14. In his book The Human Mystery, Sir John Eccles said: “The amazing success of the theory of evolution has protected it from significant critical evaluation in recent times. However it fails in a most important respect. It cannot account for the existence of each one of us as unique, self-conscious beings.” (Eccles 1979, 96).
15. Sir John Eccles maintains that the will of the human beings is free, and that’s why he denies the so-called physical determinism: “If physical determinism is true, then that is the end of all discussion or argument; everything is finished. There is no philosophy. All human persons are caught up in this inexorable web of circumstances and cannot break out of it. Everything that we think we are doing is an illusion.” (See Popper and Eccles, 1977, 546).
16. “With self-conscious purpose a person has a great challenge in choosing what life to live.
One can choose to live dedicated to the highest values, truth, love, and beauty, with gratitude for the divine gift of life with its wonderful opportunities of participating in human culture.
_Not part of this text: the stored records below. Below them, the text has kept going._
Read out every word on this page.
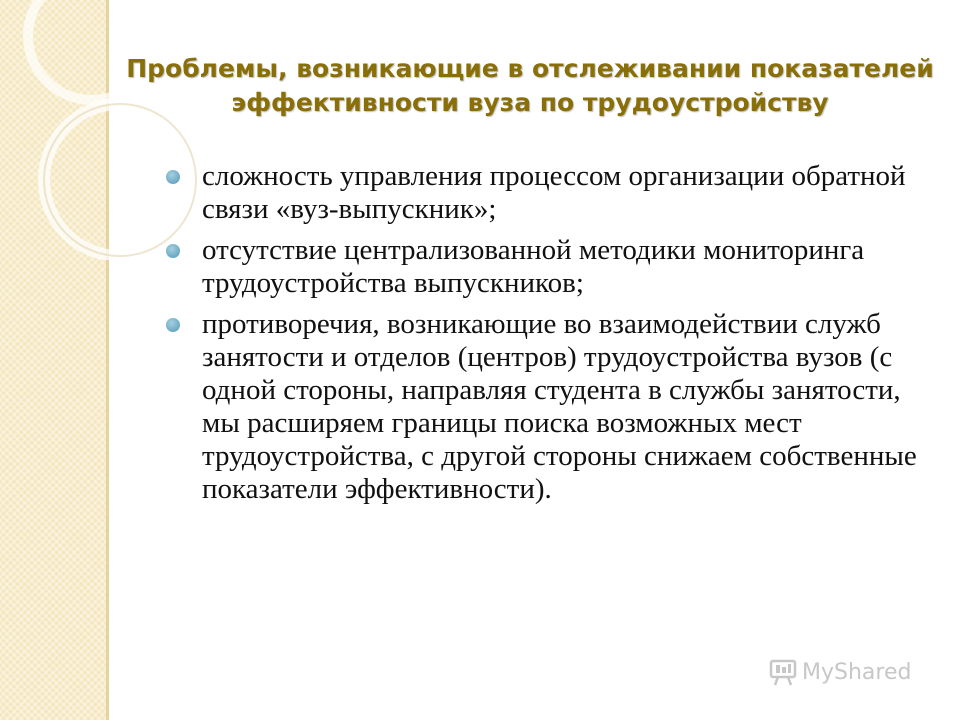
Проблемы, возникающие в отслеживании показателей
эффективности вуза по трудоустройству
сложность управления процессом организации обратной связи «вуз-выпускник»;
отсутствие централизованной методики мониторинга трудоустройства выпускников;
противоречия, возникающие во взаимодействии служб занятости и отделов (центров) трудоустройства вузов (с одной стороны, направляя студента в службы занятости, мы расширяем границы поиска возможных мест трудоустройства, с другой стороны снижаем собственные показатели эффективности).
MyShared
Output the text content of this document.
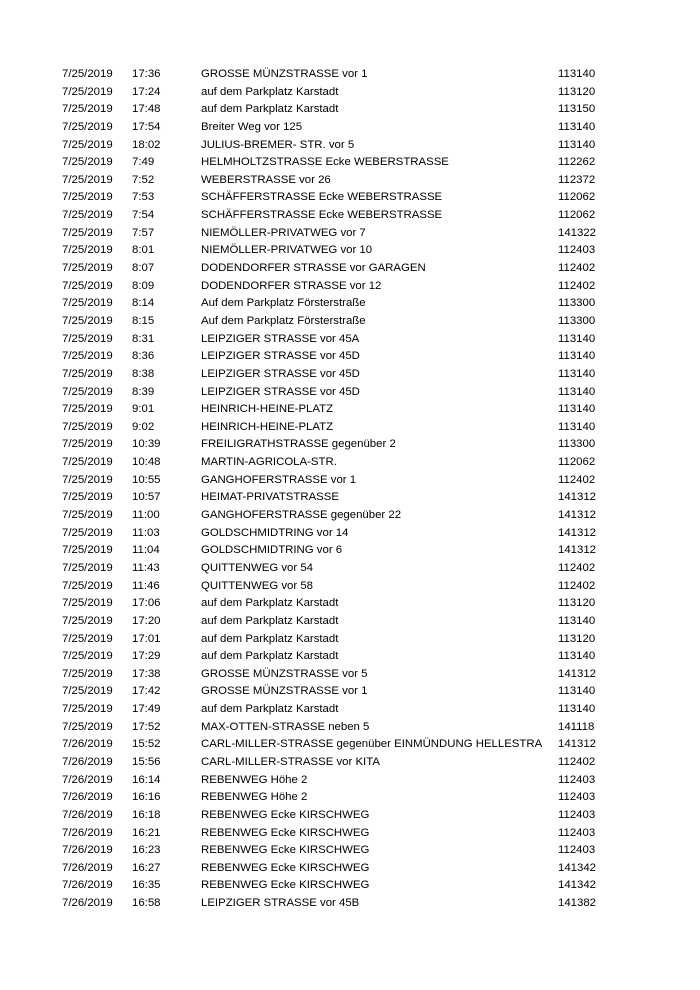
7/25/2019 17:36	GROSSE MÜNZSTRASSE vor 1	113140
7/25/2019 17:24	auf dem Parkplatz Karstadt	113120
7/25/2019 17:48	auf dem Parkplatz Karstadt	113150
7/25/2019 17:54	Breiter Weg vor 125	113140
7/25/2019 18:02	JULIUS-BREMER- STR. vor 5	113140
7/25/2019 7:49	HELMHOLTZSTRASSE Ecke WEBERSTRASSE	112262
7/25/2019 7:52	WEBERSTRASSE vor 26	112372
7/25/2019 7:53	SCHÄFFERSTRASSE Ecke WEBERSTRASSE	112062
7/25/2019 7:54	SCHÄFFERSTRASSE Ecke WEBERSTRASSE	112062
7/25/2019 7:57	NIEMÖLLER-PRIVATWEG vor 7	141322
7/25/2019 8:01	NIEMÖLLER-PRIVATWEG vor 10	112403
7/25/2019 8:07	DODENDORFER STRASSE vor GARAGEN	112402
7/25/2019 8:09	DODENDORFER STRASSE vor 12	112402
7/25/2019 8:14	Auf dem Parkplatz Försterstraße	113300
7/25/2019 8:15	Auf dem Parkplatz Försterstraße	113300
7/25/2019 8:31	LEIPZIGER STRASSE vor 45A	113140
7/25/2019 8:36	LEIPZIGER STRASSE vor 45D	113140
7/25/2019 8:38	LEIPZIGER STRASSE vor 45D	113140
7/25/2019 8:39	LEIPZIGER STRASSE vor 45D	113140
7/25/2019 9:01	HEINRICH-HEINE-PLATZ	113140
7/25/2019 9:02	HEINRICH-HEINE-PLATZ	113140
7/25/2019 10:39	FREILIGRATHSTRASSE gegenüber 2	113300
7/25/2019 10:48	MARTIN-AGRICOLA-STR.	112062
7/25/2019 10:55	GANGHOFERSTRASSE vor 1	112402
7/25/2019 10:57	HEIMAT-PRIVATSTRASSE	141312
7/25/2019 11:00	GANGHOFERSTRASSE gegenüber 22	141312
7/25/2019 11:03	GOLDSCHMIDTRING vor 14	141312
7/25/2019 11:04	GOLDSCHMIDTRING vor 6	141312
7/25/2019 11:43	QUITTENWEG vor 54	112402
7/25/2019 11:46	QUITTENWEG vor 58	112402
7/25/2019 17:06	auf dem Parkplatz Karstadt	113120
7/25/2019 17:20	auf dem Parkplatz Karstadt	113140
7/25/2019 17:01	auf dem Parkplatz Karstadt	113120
7/25/2019 17:29	auf dem Parkplatz Karstadt	113140
7/25/2019 17:38	GROSSE MÜNZSTRASSE vor 5	141312
7/25/2019 17:42	GROSSE MÜNZSTRASSE vor 1	113140
7/25/2019 17:49	auf dem Parkplatz Karstadt	113140
7/25/2019 17:52	MAX-OTTEN-STRASSE neben 5	141118
7/26/2019 15:52	CARL-MILLER-STRASSE gegenüber EINMÜNDUNG HELLESTRA	141312
7/26/2019 15:56	CARL-MILLER-STRASSE vor KITA	112402
7/26/2019 16:14	REBENWEG Höhe 2	112403
7/26/2019 16:16	REBENWEG Höhe 2	112403
7/26/2019 16:18	REBENWEG Ecke KIRSCHWEG	112403
7/26/2019 16:21	REBENWEG Ecke KIRSCHWEG	112403
7/26/2019 16:23	REBENWEG Ecke KIRSCHWEG	112403
7/26/2019 16:27	REBENWEG Ecke KIRSCHWEG	141342
7/26/2019 16:35	REBENWEG Ecke KIRSCHWEG	141342
7/26/2019 16:58	LEIPZIGER STRASSE vor 45B	141382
One can do this in accord with opportunities. For example, one of the highest achievements is to create a human family living in a loving relationship. I was brought up religiously under such wonderful conditions, for which I can be eternally grateful. There are great opportunities in a life dedicated to education or science or art or to the care of the sick. Always one should try to be in a loving relationship with one’s associates. We are all fellow beings mysteriously living on this wonderful spaceship planet Earth that we should cherish devotedly, but not worship.” (Eccles, as cited in Templeton 1994, 131).
17. In his letter to Erika Erdmann (December 19, 1990), Eccles said:
“You refer to protection of our Earth as the most urgent goal at present. I disagree. It is to save mankind from materialist degradation. It comes in the media, in the consumer society, in overriding quest for power and money, in the degradation of our values (that used to be thought as based on love, truth, and beauty), and in the disintegration of the human family.” (Eccles 1990).
18. “I repudiate philosophies and political systems which recognize human beings as mere things with a material existence of value only as cogs in the great bureaucratic machine of the state, which thus becomes a slave state. The terrible and cynical slaveries depicted in Orwell’s ‘1984’ are engulfing more and more of our planet.
Is there yet time to rebuild a philosophy and a religion that can give us a renewed faith in this great spiritual adventure, which for each of us is a human life lived in freedom and dignity?” (Eccles 1979, 237).